Exodus 25,8.10.18-22 8 Macht mir ein Heiligtum! Dann werde ich in ihrer Mitte wohnen. 10 Macht eine Lade aus Akazienholz, zweieinhalb Ellen lang, anderthalb Ellen breit und anderthalb Ellen hoch. 18 Mache zwei Cheruben, aus Gold, in Hämmerkunst sollst du sie machen, aus den Enden der Deckplatte hervor. 19 Mache einen Cherub aus dem einen Ende und einen Cherub aus dem anderen Ende, aus der Deckplatte hervor macht die Cheruben an den beiden Enden. 20 Und die Cheruben sollen die Flügel ausbreiten nach oben, mit ihren Flügeln schirmend über der Deckplatte, das Gesicht jeder zum Bruder; nach der Deckplatte hin sollen die Gesichter der Cheruben sein. 21 Die Deckplatte sollst du über die Lade geben oben auf. Und in die Lade wirst du geben die Bundesurkunde, die ich dir gebe. 22 Dort werde ich dir begegnen, ich werde mit dir reden von über der Deckplatte, von zwischen den beiden Cheruben her, die über der Lade der Bundesurkunde sind, alles was ich dir für die Israeliten auftragen werde.

Johannesevangelium 16,5-11: 5 Jetzt gehe ich zu dem, der mich gesandt hat, und keiner von euch fragt mich: Wohin gehst du? 6 Vielmehr ist euer Herz von Trauer erfüllt, weil ich euch das gesagt habe. 7 Doch ich sage euch die Wahrheit: Es ist gut für euch, daß ich fortgehe.

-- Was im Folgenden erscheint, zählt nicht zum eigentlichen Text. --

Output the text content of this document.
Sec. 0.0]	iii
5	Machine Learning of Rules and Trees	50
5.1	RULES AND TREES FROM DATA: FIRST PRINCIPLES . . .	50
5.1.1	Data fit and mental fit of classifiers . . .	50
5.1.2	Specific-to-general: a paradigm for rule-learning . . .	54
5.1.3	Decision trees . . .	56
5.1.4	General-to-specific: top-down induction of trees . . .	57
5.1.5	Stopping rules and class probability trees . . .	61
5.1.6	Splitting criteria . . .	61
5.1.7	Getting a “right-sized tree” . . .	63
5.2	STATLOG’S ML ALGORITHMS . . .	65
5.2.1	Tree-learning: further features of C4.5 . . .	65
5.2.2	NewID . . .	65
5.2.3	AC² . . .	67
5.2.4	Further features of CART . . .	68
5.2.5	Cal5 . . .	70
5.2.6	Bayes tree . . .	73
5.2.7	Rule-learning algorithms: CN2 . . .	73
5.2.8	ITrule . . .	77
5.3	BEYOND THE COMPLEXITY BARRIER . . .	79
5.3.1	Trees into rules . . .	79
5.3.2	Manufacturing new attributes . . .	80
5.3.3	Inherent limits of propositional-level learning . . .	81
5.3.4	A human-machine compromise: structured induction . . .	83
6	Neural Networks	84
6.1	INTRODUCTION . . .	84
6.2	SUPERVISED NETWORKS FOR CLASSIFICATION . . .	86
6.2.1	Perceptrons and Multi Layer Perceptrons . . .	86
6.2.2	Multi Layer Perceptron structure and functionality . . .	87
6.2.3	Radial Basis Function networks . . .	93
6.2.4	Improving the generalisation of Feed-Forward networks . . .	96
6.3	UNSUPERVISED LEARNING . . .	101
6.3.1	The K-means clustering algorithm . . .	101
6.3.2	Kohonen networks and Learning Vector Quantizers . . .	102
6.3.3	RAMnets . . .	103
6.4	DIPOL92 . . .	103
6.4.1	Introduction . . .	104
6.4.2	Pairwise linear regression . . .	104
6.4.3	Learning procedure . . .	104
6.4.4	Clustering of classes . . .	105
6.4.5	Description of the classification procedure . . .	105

Denn wenn ich nicht fortgehe, wird der Beistand nicht zu euch kommen; gehe ich aber, so werde ich ihn zu euch senden. 8 Und wenn er kommt, wird er die Welt überführen: was Sünde, Gerechtigkeit und Gericht ist. 9 Sünde: Sie glauben nicht an mich. 10 Gerechtigkeit: Ich gehe zum Vater, und ihr seht mich nicht mehr. 11 Gericht: Der Herrscher dieser Welt ist gerichtet.

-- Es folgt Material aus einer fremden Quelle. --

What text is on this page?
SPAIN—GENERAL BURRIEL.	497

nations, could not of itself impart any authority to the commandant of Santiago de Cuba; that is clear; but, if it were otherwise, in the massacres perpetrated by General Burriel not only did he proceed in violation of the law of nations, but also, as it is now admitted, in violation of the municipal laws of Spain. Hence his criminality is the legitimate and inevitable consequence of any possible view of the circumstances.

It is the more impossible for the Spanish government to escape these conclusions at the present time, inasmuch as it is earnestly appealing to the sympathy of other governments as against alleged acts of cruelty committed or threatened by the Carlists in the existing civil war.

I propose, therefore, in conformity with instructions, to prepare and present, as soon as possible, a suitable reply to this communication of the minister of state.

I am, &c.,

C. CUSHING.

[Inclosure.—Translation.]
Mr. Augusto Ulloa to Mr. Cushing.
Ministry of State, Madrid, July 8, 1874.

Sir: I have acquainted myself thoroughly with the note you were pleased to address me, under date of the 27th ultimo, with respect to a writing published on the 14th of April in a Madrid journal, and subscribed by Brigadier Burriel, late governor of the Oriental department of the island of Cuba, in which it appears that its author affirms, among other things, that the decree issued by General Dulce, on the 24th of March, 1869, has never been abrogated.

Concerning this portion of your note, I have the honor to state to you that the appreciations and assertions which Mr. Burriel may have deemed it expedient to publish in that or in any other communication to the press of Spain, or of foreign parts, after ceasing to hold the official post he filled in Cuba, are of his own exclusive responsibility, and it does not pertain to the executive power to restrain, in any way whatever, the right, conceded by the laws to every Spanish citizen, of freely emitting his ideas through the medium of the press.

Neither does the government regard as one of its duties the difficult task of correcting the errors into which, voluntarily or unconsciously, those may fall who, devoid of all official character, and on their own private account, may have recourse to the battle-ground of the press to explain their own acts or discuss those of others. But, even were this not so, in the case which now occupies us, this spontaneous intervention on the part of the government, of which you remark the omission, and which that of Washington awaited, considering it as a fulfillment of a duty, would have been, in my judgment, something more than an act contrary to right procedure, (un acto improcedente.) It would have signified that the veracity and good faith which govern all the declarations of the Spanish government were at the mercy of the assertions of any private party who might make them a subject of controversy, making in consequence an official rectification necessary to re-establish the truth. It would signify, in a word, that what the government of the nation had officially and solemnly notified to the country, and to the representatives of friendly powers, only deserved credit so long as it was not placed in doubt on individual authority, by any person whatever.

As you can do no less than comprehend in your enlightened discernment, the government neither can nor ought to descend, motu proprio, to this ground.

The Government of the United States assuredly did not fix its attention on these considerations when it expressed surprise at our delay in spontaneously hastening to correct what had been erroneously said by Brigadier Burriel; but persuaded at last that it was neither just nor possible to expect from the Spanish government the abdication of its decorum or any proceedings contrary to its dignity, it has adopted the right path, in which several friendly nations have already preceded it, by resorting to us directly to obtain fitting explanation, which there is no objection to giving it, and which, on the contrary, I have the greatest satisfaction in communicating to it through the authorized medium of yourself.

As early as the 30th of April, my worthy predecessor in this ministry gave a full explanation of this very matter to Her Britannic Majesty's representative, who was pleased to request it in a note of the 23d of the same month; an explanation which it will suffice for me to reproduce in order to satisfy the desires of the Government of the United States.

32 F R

Stationen: Erinnern und Erzählen / Der Faden der Geschichte / Der Raum der Erzählung / Der leere Thron / Das leere Grab

(1) Erinnern und Erzählen. "Ich gehe zum Vater, und ihr seht mich nicht mehr." Ostern ist das erste Fest, das die junge Jesus-Gemeinde vor fast zweitausend Jahren gefeiert hat. Alle Feste des kirchlichen Kalenders haben in ihm letzten Endes ihre Wurzeln. Sein eigener Ursprung ist ein jüdisches Fest: Pessach, das Paschafest. Jüdische Feste sind Feste der Erinnerung und des Erzählens. Sie erinnern Abschiede und erzählen vom Neubeginn. Das jüdische Osterfest hat das Datum des Frühlingsvollmonds. Aber es feiert nicht einfach, daß der Winter vergeht und es wieder einmal Frühling wird und "das Leben" wiederkehrt. Im Mittelpunkt von Pessach steht ein nächtliches Mahl, zu dem sich eine Hausgemeinschaft aus Familie und Freunden versammelt. Der Jüngste in der Runde hat traditionell die Frage zu stellen: "Warum ist diese Nacht anders als die anderen Nächte?" Und dann wird ihm geantwortet, indem eine Geschichte erinnert wird: Sie erzählt, wie eine Handvoll Sklaven unter den Pharaonen in Ägypten gelitten hat und wie sie aus der Knechtschaft ausbrachen. Wie sie einen schwierigen Weg durch die Wüste Sinai gingen, auf dem viele ums Lebens kamen. Wie schließlich die neue Generation in ein Land kam, in dem sie leben und bleiben konnten. Und die Geschichte erzählt: Das alles hat "Gott" an uns getan. So ist es in der Bibel überliefert: Gott spricht zu Mose: "Ich habe das Elend meines Volkes in Ägypten gesehen und ihre laute Klage über ihre Antreiber habe ich gehört. Ich kenne ihr Leid. Ich bin herabgestiegen, um sie der Hand der Ägypter zu entreißen und aus jenem Land hinaufzuführen in ein schönes, weites Land" (Exodus 3,7-8).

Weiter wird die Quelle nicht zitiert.